Вопрос был совершенно невинный, но художник вспыхнул под грубым загаром.

Он быстро сказал:

— Нет, — и засунул нос в стакан.

Я спросила:

— И никаких панов со свирелями? И никакого Парнаса? Вы меня потрясаете!

Он окончательно засмущался.

— Нет. Говорю же, я почти ничего не делал, просто ходил. И эти головы мне осточертели. Это только хлеб с маслом. Они вам не понравятся.

— Мне очень хочется посмотреть, Саймон рассказывал, как вы здорово рисуете…

— Здорово? Саймон говорит ерунду. Я получаю удовольствие и все.

— Некоторые очень хороши, — сказал Саймон тихо.

— Ага. Эти сладенькие акварелечки. Ты читал, как на них реагируют критики. Они бесполезны, и ты это знаешь.

— Они — первый класс, и ты это знаешь. Если бы ты мог…

— Боже, опять если бы, если бы… Никому они не нужны.

— Но это то, что ты хочешь делать, и такого не делает никто! Если ты имеешь в виду, что на них трудно прожить, тогда конечно…

— Они не значат ни черта, слышишь, ни черта!

Саймон улыбнулся.

И я поняла, что его отличает от знакомого мне самоуверенного типа — ему не наплевать. Ему не безразлично, что произойдет с этим несчастным и не особо привлекательным мальчиком, хотя тот все время и грубит. И поэтому он вернулся через четырнадцать лет, чтобы узнать, что случилось с братом. Это не орестианская трагедия, он не соврал. Но ему не были безразличны его отец, Стефанос.

— Человек — не остров, полностью сам по себе. Смерть каждого человека уменьшает меня, потому что я принадлежу человечеству.

Цитата из Джона Донне. Вот так. Он принадлежит человечеству, которое в данный момент включает в себя Нигеля.

Он поставил стакан и обхватил руками колено.

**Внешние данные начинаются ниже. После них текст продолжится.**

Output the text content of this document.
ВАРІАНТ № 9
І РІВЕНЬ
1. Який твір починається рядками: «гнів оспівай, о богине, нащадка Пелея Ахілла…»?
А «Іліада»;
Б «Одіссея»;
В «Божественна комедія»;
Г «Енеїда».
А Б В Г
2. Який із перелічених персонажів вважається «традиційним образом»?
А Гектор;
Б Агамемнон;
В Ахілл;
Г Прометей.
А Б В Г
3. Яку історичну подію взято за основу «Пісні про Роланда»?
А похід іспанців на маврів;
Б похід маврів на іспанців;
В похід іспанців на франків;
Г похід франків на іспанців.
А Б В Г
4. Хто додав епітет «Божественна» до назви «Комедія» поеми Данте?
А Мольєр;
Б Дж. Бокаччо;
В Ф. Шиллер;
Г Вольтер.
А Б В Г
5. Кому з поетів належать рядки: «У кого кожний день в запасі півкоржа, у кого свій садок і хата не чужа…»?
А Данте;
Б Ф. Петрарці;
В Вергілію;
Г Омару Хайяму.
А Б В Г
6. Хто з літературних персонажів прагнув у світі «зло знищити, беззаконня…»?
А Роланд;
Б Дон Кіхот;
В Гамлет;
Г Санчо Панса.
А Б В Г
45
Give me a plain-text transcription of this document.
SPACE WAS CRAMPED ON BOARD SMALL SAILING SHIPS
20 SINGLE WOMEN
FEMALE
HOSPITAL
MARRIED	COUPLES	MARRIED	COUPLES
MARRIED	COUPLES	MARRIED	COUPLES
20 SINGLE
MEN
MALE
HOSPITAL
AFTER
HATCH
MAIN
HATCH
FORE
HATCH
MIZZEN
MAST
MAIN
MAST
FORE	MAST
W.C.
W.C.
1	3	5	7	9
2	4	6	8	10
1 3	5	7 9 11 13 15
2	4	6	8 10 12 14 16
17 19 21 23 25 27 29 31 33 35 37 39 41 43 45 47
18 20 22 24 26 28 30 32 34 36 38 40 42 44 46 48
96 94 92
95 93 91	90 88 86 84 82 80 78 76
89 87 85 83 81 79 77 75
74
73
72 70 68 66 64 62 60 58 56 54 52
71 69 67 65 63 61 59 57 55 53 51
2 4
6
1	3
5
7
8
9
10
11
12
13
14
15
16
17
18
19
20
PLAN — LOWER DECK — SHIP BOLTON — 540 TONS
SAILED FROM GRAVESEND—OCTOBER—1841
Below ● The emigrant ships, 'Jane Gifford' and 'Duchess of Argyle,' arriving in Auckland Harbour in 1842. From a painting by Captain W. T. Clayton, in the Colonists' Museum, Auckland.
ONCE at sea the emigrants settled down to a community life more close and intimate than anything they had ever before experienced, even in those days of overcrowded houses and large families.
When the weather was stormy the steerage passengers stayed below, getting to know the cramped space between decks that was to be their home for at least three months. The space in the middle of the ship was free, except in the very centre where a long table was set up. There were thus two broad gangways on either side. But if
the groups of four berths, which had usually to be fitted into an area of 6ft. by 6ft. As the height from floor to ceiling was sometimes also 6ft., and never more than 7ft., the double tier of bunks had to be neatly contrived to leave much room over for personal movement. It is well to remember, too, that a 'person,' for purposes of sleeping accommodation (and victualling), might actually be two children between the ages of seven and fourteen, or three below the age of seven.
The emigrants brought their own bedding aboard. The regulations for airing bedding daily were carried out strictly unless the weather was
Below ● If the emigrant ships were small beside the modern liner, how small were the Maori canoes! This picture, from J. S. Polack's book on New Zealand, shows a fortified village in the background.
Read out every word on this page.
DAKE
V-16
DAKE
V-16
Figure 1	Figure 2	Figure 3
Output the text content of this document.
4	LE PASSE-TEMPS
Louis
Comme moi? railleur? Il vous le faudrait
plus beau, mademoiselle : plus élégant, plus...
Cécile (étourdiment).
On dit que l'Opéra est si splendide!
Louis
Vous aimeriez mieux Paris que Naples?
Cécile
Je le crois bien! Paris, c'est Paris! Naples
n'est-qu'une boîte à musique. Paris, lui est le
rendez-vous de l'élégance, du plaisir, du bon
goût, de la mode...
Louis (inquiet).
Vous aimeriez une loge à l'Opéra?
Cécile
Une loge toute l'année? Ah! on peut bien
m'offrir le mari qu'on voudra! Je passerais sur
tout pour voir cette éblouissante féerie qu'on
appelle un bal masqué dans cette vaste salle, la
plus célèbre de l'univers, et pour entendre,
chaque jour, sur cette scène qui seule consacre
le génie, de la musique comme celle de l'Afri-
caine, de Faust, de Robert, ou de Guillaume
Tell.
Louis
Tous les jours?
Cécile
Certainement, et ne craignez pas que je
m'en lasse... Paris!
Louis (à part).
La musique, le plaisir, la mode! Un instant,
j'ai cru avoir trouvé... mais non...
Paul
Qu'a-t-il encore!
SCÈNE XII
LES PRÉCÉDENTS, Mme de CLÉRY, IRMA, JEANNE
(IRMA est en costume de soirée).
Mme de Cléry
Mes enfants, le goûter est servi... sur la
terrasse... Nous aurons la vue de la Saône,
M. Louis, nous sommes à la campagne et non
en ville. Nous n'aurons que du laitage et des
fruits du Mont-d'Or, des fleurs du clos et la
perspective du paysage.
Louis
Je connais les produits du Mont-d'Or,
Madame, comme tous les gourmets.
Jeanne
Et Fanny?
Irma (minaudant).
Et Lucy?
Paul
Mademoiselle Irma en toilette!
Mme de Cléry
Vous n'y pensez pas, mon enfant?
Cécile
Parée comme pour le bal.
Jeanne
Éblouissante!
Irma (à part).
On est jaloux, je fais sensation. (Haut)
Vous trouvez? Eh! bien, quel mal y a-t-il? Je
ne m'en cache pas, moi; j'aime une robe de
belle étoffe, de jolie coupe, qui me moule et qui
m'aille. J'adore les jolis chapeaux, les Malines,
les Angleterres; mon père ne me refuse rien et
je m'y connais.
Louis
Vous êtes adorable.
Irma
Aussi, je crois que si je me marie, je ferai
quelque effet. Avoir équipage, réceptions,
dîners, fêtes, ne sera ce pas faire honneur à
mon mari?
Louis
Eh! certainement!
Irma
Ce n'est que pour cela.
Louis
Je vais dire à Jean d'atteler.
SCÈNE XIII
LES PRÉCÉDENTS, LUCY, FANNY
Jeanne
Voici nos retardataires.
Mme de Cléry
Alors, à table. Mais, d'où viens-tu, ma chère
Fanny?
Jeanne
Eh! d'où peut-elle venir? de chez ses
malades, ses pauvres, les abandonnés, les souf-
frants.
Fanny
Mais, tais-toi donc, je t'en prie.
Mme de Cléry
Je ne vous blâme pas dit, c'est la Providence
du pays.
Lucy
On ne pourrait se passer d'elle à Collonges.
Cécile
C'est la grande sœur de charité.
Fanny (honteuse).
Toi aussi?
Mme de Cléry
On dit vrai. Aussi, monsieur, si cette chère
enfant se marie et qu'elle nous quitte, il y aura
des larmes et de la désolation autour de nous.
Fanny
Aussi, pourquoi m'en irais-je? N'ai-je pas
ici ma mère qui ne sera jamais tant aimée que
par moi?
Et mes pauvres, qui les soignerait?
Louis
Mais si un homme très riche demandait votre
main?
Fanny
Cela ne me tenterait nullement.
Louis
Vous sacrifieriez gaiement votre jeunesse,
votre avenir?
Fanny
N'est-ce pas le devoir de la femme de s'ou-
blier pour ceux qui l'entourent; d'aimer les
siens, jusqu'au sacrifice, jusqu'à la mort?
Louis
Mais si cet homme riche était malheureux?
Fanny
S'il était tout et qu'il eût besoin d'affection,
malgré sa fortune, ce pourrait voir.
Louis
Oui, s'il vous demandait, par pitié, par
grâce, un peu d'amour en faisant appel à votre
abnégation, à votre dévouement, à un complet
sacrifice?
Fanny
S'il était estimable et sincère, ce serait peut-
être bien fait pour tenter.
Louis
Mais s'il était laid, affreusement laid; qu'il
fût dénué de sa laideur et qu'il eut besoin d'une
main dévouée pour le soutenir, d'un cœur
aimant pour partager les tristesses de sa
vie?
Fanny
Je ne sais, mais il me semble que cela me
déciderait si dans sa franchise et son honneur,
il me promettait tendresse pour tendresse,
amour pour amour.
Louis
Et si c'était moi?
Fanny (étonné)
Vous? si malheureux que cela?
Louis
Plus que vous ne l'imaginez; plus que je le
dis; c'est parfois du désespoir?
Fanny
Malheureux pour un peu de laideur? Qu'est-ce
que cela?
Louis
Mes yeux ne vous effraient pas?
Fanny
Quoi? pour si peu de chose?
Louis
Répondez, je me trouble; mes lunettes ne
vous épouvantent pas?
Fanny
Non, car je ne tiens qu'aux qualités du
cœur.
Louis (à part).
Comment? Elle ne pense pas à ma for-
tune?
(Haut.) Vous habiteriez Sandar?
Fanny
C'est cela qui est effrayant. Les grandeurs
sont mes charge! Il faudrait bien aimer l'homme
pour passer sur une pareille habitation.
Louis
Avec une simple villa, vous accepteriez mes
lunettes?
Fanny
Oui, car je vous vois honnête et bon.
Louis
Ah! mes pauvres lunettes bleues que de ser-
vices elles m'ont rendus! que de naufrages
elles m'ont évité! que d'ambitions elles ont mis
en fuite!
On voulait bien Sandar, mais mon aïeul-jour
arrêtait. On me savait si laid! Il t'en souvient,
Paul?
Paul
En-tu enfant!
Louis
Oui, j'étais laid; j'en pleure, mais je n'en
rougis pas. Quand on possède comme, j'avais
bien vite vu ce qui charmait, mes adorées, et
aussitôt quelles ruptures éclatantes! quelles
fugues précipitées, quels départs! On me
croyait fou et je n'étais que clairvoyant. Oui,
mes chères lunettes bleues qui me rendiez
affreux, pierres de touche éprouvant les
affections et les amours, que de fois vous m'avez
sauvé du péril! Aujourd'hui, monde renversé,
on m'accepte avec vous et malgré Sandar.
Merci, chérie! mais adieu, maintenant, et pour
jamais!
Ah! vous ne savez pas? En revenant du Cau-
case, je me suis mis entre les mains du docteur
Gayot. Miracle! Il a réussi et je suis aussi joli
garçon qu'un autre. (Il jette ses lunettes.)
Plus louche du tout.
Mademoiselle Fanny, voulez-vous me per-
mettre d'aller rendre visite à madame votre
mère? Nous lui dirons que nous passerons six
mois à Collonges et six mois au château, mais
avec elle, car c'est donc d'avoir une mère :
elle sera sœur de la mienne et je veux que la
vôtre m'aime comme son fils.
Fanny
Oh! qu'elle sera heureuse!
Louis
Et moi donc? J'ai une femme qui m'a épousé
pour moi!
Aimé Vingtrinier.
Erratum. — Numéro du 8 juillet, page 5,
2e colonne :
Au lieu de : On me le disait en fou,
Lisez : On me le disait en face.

— Ну ладно. Хочешь мы найдем тебе то, что продается?

Нигель сказал уже не грубо, но так же горячо:

— Ты имеешь в виду конкурентное преимущество? Трюк, чтобы заманить толпу на выставку? Продать две картинки, чтобы имя появилось в газетах? Это?

Саймон сказал мягко:

— Нужно же где-то начать. Почему бы не считать это частью борьбы? — А потом жизнерадостно. — Мы должны найти для тебя что-нибудь особенное, чтобы всем было интересно хоть взглянуть на твои картины. Рисуй под водой или прославь себя в прессе как Человек, Который Всегда Рисует Под Чарующие Мелодии Моцарта.

Нигель постепенно делался веселее.

— Скорее под Каунт Бесси. Ну и что мне тогда рисовать? Куски ржавого железа, влюбленную женщину или собаку, поедающую собаку?

— А еще можно, — сказала я, — пересечь на ослике Грецию, а потом написать иллюстрированную книжку. Я сегодня видела такого путешественника.

— Да, он сейчас здесь. Слишком устал, ничего не рассказывал, не показывал, а сразу лег спать. Разбудить его, наверное, могла бы только атомная бомба. А про меня.. Честно говоря, я чувствую, что мог бы… если бы выдался случай… А так… Бороться за каждый шаг… Послушай, Саймон, ведь все-таки главное, чтобы работа была хорошей. Великие художники не подстраивались, делали, что хотели, брали, чего желали и плевали на все… Ведь все равно победили?